"Let your mind start a journey thru a strange new world. Leave all thoughts of the world you knew before. Let you soul take you where you long to be...Close your eyes let your spirit start to soar, and you'll live as you've never lived before." --Erich Fromm
Let the journey begin... (opening music starts playing like in a movie and you begin to wonder what the hell the song is and where the hell it's coming from)
I settled back into the couch in my familiar apartment, listening to the classical stylings of Debussy. It was soothing, something I didn't feel often in my life time. The warm sun was streaming through my windows and brushing over my skin. It felt lovely. I slid off my sunglasses and looked up toward the ceiling that I couldn't see, my head falling back onto the soft back of the sofa. The warmth was amazing on my skin.
I listened closely to Debussy's Claire de Lune because all else was quiet besides my breathing, my heartbeat, and the hum of the refrigerator in my small kitchen. Peaceful. How often was I given this pleasure?
Blackness was all I saw and it was my constant friend. Some friend it was, but it never left me nonetheless. It was familiar. And my apartment. It was familiar too. Everything in it had its place and all of it was to be exactly as it is now, for I'd be distraught with the changes. How was I supposed to find something when I couldn't see it?
I heard heavy foot steps coming down the hall and smiled, sliding my sunglasses back into place when I heard the high heels' clicks accompanying his steps. My apartment door opened and the knob hit the wall thanks to Emmett's excessive exuberance, causing me to cringe. "Can we try not to dent my wall?" I asked my brother, as I did nearly everyday, not turning away from the ceiling to face him. His heavy foot steps approached me and the couch moved just an inch when Emmett plopped down beside me. We'd have to fix that.
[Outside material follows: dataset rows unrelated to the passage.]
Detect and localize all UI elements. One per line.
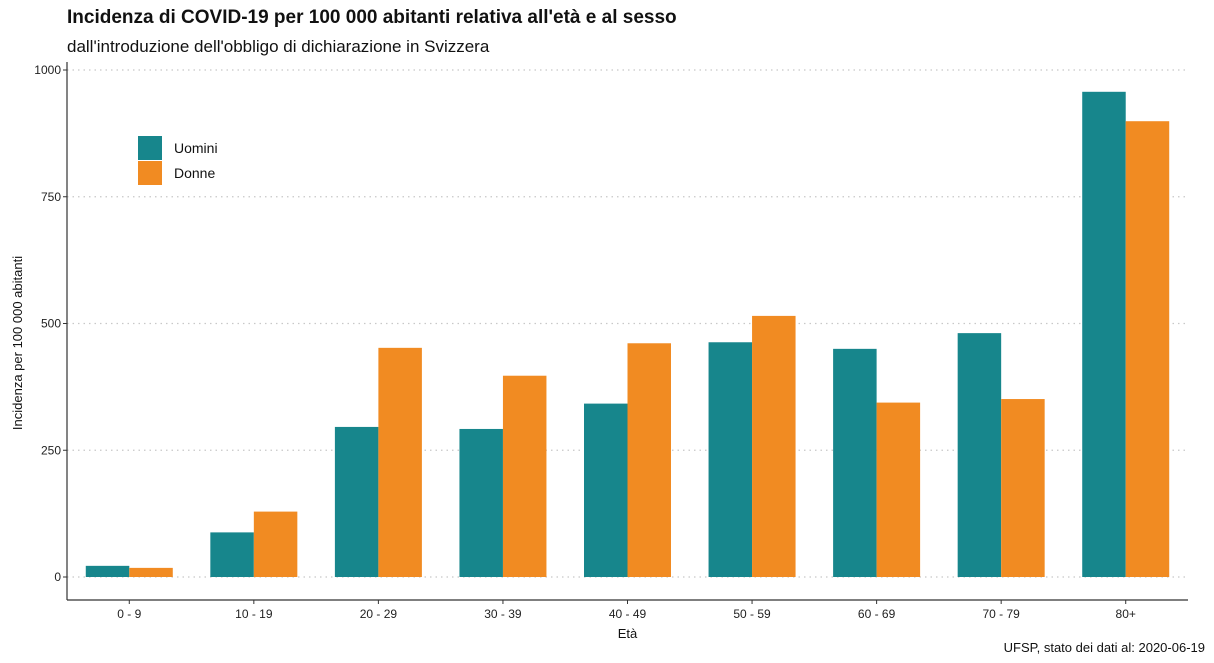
x-tick-label: 60 - 69 (858, 607, 896, 621)
y-tick-label: 750 (41, 190, 61, 204)
data-source-caption: UFSP, stato dei dati al: 2020-06-19 (1003, 640, 1205, 655)
bar-uomini-5 (708, 342, 753, 577)
bar-donne-8 (1125, 121, 1170, 577)
bar-donne-6 (876, 402, 921, 577)
y-tick-label: 1000 (34, 63, 61, 77)
legend-swatch-uomini (138, 136, 162, 160)
x-tick-label: 50 - 59 (733, 607, 771, 621)
bar-uomini-0 (85, 565, 130, 577)
x-axis-title: Età (618, 626, 638, 641)
x-tick-label: 30 - 39 (484, 607, 522, 621)
y-tick-label: 500 (41, 317, 61, 331)
y-tick-label: 250 (41, 443, 61, 457)
x-tick-label: 40 - 49 (609, 607, 647, 621)
bar-uomini-6 (833, 348, 877, 577)
legend-label-donne: Donne (174, 165, 215, 181)
y-axis-title: Incidenza per 100 000 abitanti (10, 256, 25, 430)
y-tick-label: 0 (54, 570, 61, 584)
bar-uomini-8 (1082, 91, 1126, 578)
legend-swatch-donne (138, 161, 162, 185)
x-tick-label: 70 - 79 (982, 607, 1020, 621)
bar-uomini-3 (459, 428, 503, 577)
x-tick-label: 80+ (1116, 607, 1136, 621)
bar-uomini-4 (584, 403, 628, 577)
bar-uomini-1 (210, 532, 254, 577)
bar-donne-0 (129, 567, 173, 577)
x-tick-label: 20 - 29 (360, 607, 398, 621)
chart-title: Incidenza di COVID-19 per 100 000 abitan… (67, 7, 677, 28)
tick-labels: 0 250 500 750 1000 0 - 9 10 - 19 20 - 29 30 - 39… (34, 63, 1136, 621)
bar-donne-2 (378, 347, 422, 577)
axes (63, 62, 1188, 604)
bar-donne-3 (502, 375, 547, 577)
legend-label-uomini: Uomini (174, 140, 218, 156)
bar-uomini-7 (957, 333, 1002, 577)
chart-subtitle: dall'introduzione dell'obbligo di dichia… (67, 37, 490, 56)
bar-donne-7 (1001, 399, 1045, 577)
bar-donne-4 (627, 343, 671, 577)
legend: Uomini Donne (138, 136, 218, 185)
bar-donne-1 (253, 511, 298, 577)
x-tick-label: 10 - 19 (235, 607, 273, 621)
bar-donne-5 (752, 315, 796, 577)
bar-uomini-2 (334, 426, 379, 577)
bars (85, 91, 1170, 578)
x-tick-label: 0 - 9 (117, 607, 141, 621)
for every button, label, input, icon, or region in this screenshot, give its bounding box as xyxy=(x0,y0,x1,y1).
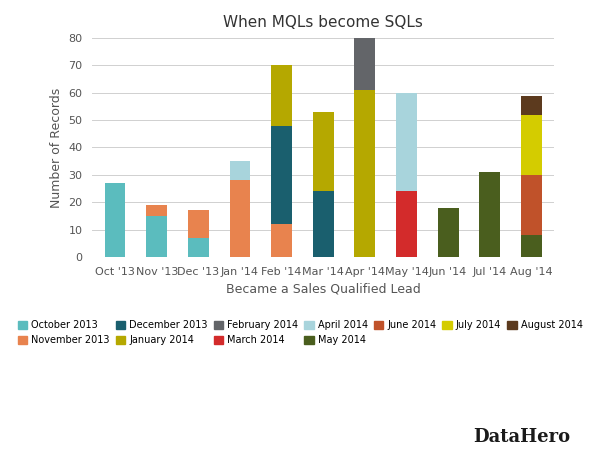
Bar xyxy=(230,161,250,180)
X-axis label: Became a Sales Qualified Lead: Became a Sales Qualified Lead xyxy=(226,282,421,295)
Bar xyxy=(146,216,167,257)
Bar xyxy=(521,235,542,257)
Bar xyxy=(438,207,458,257)
Bar xyxy=(271,126,292,224)
Title: When MQLs become SQLs: When MQLs become SQLs xyxy=(223,15,423,30)
Legend: October 2013, November 2013, December 2013, January 2014, February 2014, March 2: October 2013, November 2013, December 20… xyxy=(14,316,587,349)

"Sorry, little sis. Just in a good mood." I heard movement beside me and assumed he shrugged. Emmett was my big brother, only one year my senior, and knew very well I couldn't see his movements, but he did so anyway. Some days it made me feel like I was more normal, when he treated me like I could see him doing these simple things, while other days, it made me wish I could see what it looked like. Today it made me feel normal.
"Any particular reason for it?" I asked. His breathing was normal, but to me, it was loud with how near he was. Rosalie's heels clicked on my wooden floors as she neared the both of us. She took Emmett's lap, by the sounds of it, and settled quickly. Emmett's breathing had picked up just a smidge.
"Rosie and I had a good morning," he replied and I could hear the grin in his voice, causing me to laugh. I knew he had his eyebrows raised too, because that was what Emmett did when he was like this. I also knew he was looking at Rosalie as his arms snaked around her waist. Rosalie laughed, probably because Emmett looked ridiculous. I'd give anything to see Emmett look ridiculous just once.
"So I see," I replied, though I really couldn't. I meant that I heard it all, but Emmett and Rosalie understood what I meant. Rosalie had been a big part of mine and Emmett's life since Emmett was in Forks Junior High.
Rosalie had moved to Forks her eighth grade year and she and Emmett immediately started dating. She and I quickly became close and it was nice to have a friend who I wasn't related to by blood. Sometimes I knew she looked at me as someone who needed her help on occasion and not just any old girlfriend, but she never once looked at me with pity, for which I would always be grateful.
Pity. That was the last thing I wanted. From anybody.
I shook my head at the two of them when Rosalie giggled. "Emmett, quit molesting your girlfriend on my couch."
"Sorry, Bells," he sang, laughing. I just leaned my head back again and looked up at the ceiling that I still couldn't see, listening to their breathing and heartbeats, matching mine yet just a bit faster.
"Rose, did you close my door?" I asked suddenly as I heard the sounds out in the hallway far louder than they'd been earlier. Much louder now that I was also paying attention.
I heard her feet hit the ground and her heels click away from me as she apologized. "Sorry, I forgot. Just lost my mind for a second there."
I smiled at her. "Don't worry about it. I would have closed it myself, though. You didn't need to get up." I looked toward where I heard her movements, keeping my face in the direction of her footsteps as she returned to Emmett's lap.
Emmett used to think it was funny, my seeing without seeing. The way I'd look in the direction, matching my eyes perfectly to the exact object that was making the sound, the one I was in search of, but not being able to actually see what it was. My hearing was that incredible, my sight that nonexistent. The price of blindness.
I stood up and made sure I had my balance before I moved toward my bedroom, leaving Emmett and Rosalie on the couch as Emmett turned on the TV, replacing the remote where it belonged on the side table. Good boy, I thought, laughing to myself. There were times where his mind forgot to be sure he placed things in their proper places. Next thing he'd know, I'd be calling his cell phone asking where he moved the item to.
The sun was still peeking through my windows, brushing softly against my skin as I lay down on my soft bed over the covers, resting my head back gently on the pillow as I took my tape recorder from my bedside table, exactly where it belonged, and began playing back this morning's lessons.